Preload mechanism for MPI applications
DLB implements the MPI interface to capture each MPI call made by the application, and then calls the original MPI function using the PMPI profiling interface.
To enable MPI support for DLB, the application must either be linked or
preloaded with the DLB MPI library libdlb_mpi.so. Using
the preload mechanism has the advantage that the application binary is the
same as the original, and it only requires setting an environment variable
before execution.
Use the LD_PRELOAD environment variable to specify the MPI DLB library.
The library libdlb_mpi.so should intercept both C and Fortran MPI symbols.
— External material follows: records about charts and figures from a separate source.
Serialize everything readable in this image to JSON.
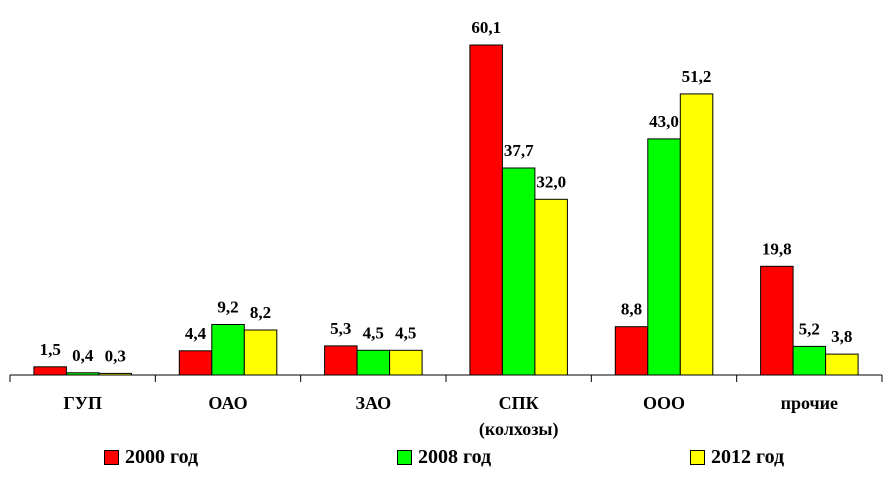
{
  "chart_data": {
    "type": "bar",
    "categories": [
      "ГУП",
      "ОАО",
      "ЗАО",
      "СПК\n(колхозы)",
      "ООО",
      "прочие"
    ],
    "series": [
      {
        "name": "2000 год",
        "color": "#ff0000",
        "values": [
          1.5,
          4.4,
          5.3,
          60.1,
          8.8,
          19.8
        ],
        "labels": [
          "1,5",
          "4,4",
          "5,3",
          "60,1",
          "8,8",
          "19,8"
        ]
      },
      {
        "name": "2008 год",
        "color": "#00ff00",
        "values": [
          0.4,
          9.2,
          4.5,
          37.7,
          43.0,
          5.2
        ],
        "labels": [
          "0,4",
          "9,2",
          "4,5",
          "37,7",
          "43,0",
          "5,2"
        ]
      },
      {
        "name": "2012 год",
        "color": "#ffff00",
        "values": [
          0.3,
          8.2,
          4.5,
          32.0,
          51.2,
          3.8
        ],
        "labels": [
          "0,3",
          "8,2",
          "4,5",
          "32,0",
          "51,2",
          "3,8"
        ]
      }
    ],
    "ylim": [
      0,
      60.1
    ],
    "grid": false,
    "legend_position": "bottom"
  }
}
In case of problems, check DLB configure flags to
build separate libraries.
Non-busy-waiting for MPI calls
Typically, MPI implementations have at least two ways of waiting for a blocking MPI call: busy-waiting and non-busy-waiting; or even a parameterised hybrid mode. In busy-waiting mode, the thread calling the MPI function repeatedly checks if the MPI call is finished, while in non-busy-waiting mode the thread can use other techniques to block its execution and not overuse the current CPU.
By default, DLB shares all CPUs whose associated thread is blocked in MPI.
This means that even if a thread is in MPI busy-waiting mode, this CPU can be
assigned to another process. To avoid sharing the CPU while it is executing an
MPI blocking call, use the --lewi-keep-one-cpu option.
Parallel regions in OpenMP
OpenMP (5.2 and below) parallelism is based on a fork-join model where threads are created (virtually or assigned to a team) when the running thread encounters a parallel construct.
This model limits DLB because it can only assign CPUs to a process just before a parallel construct. For this reason, an application with very few parallel constructs may get minimal benefit from DLB.
This limitation may be overcome with the upcoming OpenMP 6.0 and its free-agent threads, where tasks can be assigned to threads that may be created later and not part of a parallel region.